7. The marcel waver according to claim 2, wherein the two transmission mechanisms are driven by the adjustment element (31) to synchronously flip the two heating devices (20).

8. The marcel waver according to claim 5, wherein each transmission mechanism comprises a first transmission member (32) connected to the adjustment member (31) and a second transmission member (33) connected between the first transmission member and the heating device (20), wherein the adjustment member (31) is interlocked with the two heating devices to flip sequentially or synchronously.

9. The marcel waver according to claim 6, wherein each transmission mechanism comprises a first transmission member (32) connected to the adjustment member (31) and a second transmission member (33) connected between the first transmission member and the heating device (20), wherein the adjustment member (31) is interlocked with the two heating devices to flip sequentially or synchronously.

10. The marcel waver according to claim 8, wherein the adjustment element (31) is rotated to drive the first transmission member (32) to rotate or slide and is interlock with the second transmission member (33) and the heating device (20) to flip.

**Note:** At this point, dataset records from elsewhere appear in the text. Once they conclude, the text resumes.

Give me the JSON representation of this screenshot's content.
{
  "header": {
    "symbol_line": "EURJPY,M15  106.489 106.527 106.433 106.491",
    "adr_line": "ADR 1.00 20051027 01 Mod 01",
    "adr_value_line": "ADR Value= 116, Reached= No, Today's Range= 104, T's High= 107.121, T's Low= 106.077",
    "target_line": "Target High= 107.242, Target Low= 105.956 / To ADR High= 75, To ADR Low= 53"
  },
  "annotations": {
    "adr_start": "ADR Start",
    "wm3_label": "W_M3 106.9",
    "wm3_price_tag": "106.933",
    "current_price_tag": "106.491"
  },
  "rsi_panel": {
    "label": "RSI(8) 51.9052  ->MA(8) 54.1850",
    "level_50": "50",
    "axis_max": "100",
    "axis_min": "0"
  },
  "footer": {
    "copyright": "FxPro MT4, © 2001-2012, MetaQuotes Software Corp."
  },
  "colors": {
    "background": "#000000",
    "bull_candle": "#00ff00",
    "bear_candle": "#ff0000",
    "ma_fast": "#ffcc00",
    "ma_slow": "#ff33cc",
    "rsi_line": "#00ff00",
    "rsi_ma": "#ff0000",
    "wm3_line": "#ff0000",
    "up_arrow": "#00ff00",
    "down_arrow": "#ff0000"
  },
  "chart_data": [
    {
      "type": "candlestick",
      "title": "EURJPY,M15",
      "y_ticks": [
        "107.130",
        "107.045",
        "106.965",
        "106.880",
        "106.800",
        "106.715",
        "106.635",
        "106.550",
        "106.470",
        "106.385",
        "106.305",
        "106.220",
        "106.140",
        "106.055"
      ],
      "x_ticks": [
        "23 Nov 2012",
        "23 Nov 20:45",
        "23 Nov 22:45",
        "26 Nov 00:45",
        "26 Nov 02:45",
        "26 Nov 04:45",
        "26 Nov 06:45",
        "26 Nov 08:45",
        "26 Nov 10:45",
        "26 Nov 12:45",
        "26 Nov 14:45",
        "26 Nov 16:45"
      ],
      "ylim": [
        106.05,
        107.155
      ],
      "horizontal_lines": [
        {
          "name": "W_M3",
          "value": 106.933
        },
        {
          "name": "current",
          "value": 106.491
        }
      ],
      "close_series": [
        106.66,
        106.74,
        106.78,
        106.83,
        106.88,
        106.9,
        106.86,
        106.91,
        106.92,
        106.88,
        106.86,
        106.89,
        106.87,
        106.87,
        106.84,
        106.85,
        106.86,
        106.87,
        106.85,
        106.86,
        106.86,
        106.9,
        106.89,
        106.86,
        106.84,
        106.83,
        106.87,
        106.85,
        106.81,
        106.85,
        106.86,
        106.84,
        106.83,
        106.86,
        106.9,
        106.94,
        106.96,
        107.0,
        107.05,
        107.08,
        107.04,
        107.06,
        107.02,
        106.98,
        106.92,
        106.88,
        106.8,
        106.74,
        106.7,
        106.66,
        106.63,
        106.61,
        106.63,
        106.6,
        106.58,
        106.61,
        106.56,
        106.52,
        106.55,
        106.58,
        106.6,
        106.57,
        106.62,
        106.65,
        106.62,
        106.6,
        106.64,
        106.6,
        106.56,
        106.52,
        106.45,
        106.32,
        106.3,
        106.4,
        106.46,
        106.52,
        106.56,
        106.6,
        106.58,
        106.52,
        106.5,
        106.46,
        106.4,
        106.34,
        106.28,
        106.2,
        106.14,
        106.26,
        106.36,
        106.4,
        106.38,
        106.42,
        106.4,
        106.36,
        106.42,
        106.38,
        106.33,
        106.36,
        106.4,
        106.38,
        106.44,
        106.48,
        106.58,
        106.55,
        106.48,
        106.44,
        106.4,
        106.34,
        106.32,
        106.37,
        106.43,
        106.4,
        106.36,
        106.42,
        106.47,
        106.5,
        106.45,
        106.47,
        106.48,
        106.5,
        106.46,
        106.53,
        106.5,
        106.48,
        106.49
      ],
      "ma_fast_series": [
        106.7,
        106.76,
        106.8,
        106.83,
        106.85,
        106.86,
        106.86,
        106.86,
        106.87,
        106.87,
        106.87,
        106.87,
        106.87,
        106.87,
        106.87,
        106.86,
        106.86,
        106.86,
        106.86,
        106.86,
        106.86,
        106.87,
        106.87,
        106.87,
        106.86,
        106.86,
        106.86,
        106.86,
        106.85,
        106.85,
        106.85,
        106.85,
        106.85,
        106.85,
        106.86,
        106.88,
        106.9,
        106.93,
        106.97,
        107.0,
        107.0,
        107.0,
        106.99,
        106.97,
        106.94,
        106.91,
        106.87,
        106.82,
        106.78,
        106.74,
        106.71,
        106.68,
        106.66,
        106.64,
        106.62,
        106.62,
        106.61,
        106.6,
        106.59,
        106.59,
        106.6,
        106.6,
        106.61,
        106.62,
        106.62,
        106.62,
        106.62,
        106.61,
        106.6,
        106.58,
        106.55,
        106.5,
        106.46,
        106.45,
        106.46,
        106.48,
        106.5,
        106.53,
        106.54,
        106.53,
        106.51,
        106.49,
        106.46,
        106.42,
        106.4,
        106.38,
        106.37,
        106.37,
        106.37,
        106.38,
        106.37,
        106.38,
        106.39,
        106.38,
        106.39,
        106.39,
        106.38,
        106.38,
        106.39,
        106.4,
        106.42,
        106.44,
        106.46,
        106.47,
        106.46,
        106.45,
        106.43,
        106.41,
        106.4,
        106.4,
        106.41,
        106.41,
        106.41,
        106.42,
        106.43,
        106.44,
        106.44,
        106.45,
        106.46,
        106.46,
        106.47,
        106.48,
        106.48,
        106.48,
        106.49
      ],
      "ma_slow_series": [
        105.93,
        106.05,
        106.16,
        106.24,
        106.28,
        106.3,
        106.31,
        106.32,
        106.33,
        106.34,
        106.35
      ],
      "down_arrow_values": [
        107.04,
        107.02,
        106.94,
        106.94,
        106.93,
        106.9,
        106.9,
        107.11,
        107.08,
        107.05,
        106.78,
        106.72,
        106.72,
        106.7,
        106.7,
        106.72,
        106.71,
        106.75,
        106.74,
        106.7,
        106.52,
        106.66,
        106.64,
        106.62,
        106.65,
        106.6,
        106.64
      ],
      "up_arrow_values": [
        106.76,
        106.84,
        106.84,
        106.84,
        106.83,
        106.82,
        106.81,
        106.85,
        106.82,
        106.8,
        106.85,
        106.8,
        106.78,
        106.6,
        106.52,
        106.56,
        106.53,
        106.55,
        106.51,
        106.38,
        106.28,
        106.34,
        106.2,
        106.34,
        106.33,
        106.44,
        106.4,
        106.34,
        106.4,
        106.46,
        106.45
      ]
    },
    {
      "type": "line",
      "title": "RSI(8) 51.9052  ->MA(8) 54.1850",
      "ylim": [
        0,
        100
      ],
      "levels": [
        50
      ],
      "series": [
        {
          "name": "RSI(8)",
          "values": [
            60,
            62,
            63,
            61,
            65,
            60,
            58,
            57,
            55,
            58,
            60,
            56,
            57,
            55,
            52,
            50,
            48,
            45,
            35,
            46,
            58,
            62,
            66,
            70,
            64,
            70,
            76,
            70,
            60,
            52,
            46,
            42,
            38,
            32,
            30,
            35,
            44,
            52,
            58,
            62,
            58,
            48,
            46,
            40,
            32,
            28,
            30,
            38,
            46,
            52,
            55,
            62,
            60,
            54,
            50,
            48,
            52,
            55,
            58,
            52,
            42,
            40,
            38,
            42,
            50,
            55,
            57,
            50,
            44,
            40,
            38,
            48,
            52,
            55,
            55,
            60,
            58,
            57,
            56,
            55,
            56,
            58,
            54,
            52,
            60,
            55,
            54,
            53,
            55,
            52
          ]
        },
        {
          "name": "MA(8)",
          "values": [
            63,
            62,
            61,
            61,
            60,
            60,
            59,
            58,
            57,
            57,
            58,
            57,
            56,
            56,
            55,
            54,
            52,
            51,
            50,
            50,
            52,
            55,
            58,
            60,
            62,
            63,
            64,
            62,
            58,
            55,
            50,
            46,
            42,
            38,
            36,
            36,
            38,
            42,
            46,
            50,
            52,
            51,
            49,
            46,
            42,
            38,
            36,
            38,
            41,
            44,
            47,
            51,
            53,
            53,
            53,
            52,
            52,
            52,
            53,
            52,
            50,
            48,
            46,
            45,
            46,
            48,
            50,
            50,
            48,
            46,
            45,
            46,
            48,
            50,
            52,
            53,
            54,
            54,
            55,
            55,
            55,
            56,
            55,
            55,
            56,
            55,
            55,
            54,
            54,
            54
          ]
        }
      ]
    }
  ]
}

11. The marcel waver according to claim 8, wherein the adjustment element (31) is slid to drive the first transmission member (32) to rotate or slide and is interlinked with the second transmission member (33) and the heating device (20) to flip.

12. The marcel waver according to claim 2, wherein the two transmission mechanisms are driven by the adjustment element (31) to flip the heating device (20) at a same or different angles.